O Governo anunciou a criação da Linha Nacional de Apoio aos Alunos, uma iniciativa destinada a denunciar casos de bullying e cyberbullying de forma anónima e confidencial nas escolas públicas e privadas de todo o país.
25 de Fevereiro, 2025

Esta medida surge na sequência de um inquérito nacional a 31.133 alunos, entre os 11 e os 18 anos, que revelou que cerca de 5,9% já sofreram bullying, com as raparigas a assumirem predominantemente o papel de vítimas e os rapazes o de agressores.

A linha estará disponível através de uma aplicação móvel, um website e via telefone, permitindo às vítimas obterem apoio imediato e encaminhamento adequado para os Gabinetes de Apoio ao Aluno nas escolas. Este canal visa responder à elevada taxa de casos não denunciados devido ao medo de represálias, à falta de confiança na eficácia das instituições e ao desconhecimento dos canais de ajuda existentes.

Contudo, especialistas alertam que a criação deste canal isolado não resolverá por si só o problema estrutural do bullying.

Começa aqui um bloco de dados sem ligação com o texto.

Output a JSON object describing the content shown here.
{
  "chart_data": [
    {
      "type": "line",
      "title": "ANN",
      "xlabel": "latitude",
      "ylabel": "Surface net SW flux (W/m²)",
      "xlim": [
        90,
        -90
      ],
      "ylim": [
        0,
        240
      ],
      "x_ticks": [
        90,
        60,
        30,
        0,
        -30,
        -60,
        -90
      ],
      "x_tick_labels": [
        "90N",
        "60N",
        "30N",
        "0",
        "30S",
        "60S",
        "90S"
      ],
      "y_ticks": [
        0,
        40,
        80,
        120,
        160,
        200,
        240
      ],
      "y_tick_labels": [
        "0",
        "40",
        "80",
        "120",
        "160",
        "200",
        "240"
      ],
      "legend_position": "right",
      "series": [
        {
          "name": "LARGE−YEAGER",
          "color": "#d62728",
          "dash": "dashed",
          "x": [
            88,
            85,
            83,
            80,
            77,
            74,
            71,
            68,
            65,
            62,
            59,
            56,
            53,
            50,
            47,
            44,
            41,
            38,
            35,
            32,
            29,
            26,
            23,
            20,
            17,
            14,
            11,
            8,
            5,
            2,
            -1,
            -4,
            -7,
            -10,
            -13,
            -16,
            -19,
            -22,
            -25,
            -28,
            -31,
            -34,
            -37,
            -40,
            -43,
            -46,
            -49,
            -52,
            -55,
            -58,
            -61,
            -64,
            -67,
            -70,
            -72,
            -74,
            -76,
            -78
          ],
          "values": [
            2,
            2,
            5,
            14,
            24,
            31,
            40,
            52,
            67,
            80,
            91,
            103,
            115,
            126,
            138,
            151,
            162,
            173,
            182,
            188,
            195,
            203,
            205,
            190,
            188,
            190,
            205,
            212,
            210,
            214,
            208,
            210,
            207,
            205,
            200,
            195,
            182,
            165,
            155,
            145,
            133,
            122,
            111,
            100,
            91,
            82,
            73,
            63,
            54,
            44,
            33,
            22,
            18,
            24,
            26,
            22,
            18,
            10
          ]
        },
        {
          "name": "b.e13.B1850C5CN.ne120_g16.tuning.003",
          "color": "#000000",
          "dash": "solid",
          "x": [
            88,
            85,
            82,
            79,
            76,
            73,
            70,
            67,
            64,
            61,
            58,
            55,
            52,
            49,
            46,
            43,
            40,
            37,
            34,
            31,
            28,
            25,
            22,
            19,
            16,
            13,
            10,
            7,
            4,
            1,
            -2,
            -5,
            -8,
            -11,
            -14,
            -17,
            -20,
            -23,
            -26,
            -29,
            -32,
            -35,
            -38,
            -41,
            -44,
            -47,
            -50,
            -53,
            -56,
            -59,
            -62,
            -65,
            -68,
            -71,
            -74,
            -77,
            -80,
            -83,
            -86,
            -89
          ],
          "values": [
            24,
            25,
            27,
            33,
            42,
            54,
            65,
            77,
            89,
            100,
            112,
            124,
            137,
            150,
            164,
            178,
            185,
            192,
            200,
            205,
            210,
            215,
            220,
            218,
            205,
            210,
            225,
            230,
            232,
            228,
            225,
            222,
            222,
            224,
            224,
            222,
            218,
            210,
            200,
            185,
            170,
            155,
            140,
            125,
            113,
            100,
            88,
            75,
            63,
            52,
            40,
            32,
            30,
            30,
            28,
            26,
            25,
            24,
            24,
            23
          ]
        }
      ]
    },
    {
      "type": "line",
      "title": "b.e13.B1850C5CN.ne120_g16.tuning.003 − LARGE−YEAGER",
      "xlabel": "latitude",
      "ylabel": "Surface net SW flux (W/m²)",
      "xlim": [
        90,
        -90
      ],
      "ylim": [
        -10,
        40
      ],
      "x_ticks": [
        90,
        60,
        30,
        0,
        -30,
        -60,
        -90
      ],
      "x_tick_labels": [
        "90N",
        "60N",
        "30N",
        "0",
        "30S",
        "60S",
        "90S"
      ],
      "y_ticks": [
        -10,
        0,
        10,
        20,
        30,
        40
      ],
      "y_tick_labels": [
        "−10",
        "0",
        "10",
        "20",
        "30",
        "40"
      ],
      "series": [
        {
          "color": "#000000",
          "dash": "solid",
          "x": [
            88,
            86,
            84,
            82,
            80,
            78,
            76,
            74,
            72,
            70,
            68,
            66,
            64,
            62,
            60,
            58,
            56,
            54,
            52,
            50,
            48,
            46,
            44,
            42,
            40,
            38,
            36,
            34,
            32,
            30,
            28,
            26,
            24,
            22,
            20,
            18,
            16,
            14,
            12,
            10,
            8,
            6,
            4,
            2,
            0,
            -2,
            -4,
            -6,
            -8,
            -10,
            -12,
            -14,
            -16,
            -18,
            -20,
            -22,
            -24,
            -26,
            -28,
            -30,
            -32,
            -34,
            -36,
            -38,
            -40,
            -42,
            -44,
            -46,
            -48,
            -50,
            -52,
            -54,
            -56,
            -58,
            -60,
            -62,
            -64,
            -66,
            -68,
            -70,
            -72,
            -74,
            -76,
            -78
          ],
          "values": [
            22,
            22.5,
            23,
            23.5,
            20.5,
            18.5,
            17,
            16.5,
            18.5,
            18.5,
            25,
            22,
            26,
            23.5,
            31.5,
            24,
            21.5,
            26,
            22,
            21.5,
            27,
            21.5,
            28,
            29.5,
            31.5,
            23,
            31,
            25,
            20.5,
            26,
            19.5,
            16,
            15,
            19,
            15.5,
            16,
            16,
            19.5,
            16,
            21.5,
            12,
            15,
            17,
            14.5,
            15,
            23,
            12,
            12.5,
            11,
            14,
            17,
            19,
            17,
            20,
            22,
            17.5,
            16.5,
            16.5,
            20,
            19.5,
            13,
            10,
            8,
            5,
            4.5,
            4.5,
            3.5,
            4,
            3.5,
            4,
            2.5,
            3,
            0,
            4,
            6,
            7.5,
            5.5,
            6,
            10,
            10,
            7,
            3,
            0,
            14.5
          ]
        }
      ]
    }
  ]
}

O psicólogo Pedro Fernandes, especialista em comportamento juvenil, refere que “a medida é positiva e necessária, mas pode revelar-se insuficiente se não for integrada numa abordagem mais ampla e profunda, envolvendo formação contínua de professores e funcionários, programas de prevenção e estratégias de intervenção precoce dentro das escolas.”

Segundo o relatório apresentado pelo Grupo de Trabalho de Combate ao Bullying nas Escolas, o fenómeno do cyberbullying é especialmente preocupante devido à digitalização crescente das interações sociais, transformando esta forma de violência numa ameaça permanente e sem fronteiras físicas ou temporais.

O documento recomenda ainda a implementação de um Programa Nacional de Prevenção e Combate ao Bullying e ao Cyberbullying, criação de equipas multidisciplinares dentro das escolas, reforço da formação de docentes e funcionários e desenvolvimento de programas de competências socioemocionais destinados a alunos vítimas, agressores e testemunhas.

Especialistas em educação e psicologia infantil salientam que combater eficazmente o bullying exige uma estratégia integrada que envolva escolas, famílias e comunidades, sendo essencial para proteger os direitos das crianças e jovens e assegurar ambientes educativos seguros e inclusivos.

Assim, enquanto o lançamento desta linha representa um passo significativo, fica claro que o sucesso dependerá da capacidade do Governo e das escolas em implementar as restantes recomendações, garantindo que esta iniciativa não se torne apenas numa medida simbólica sem impacto real na vida dos estudantes.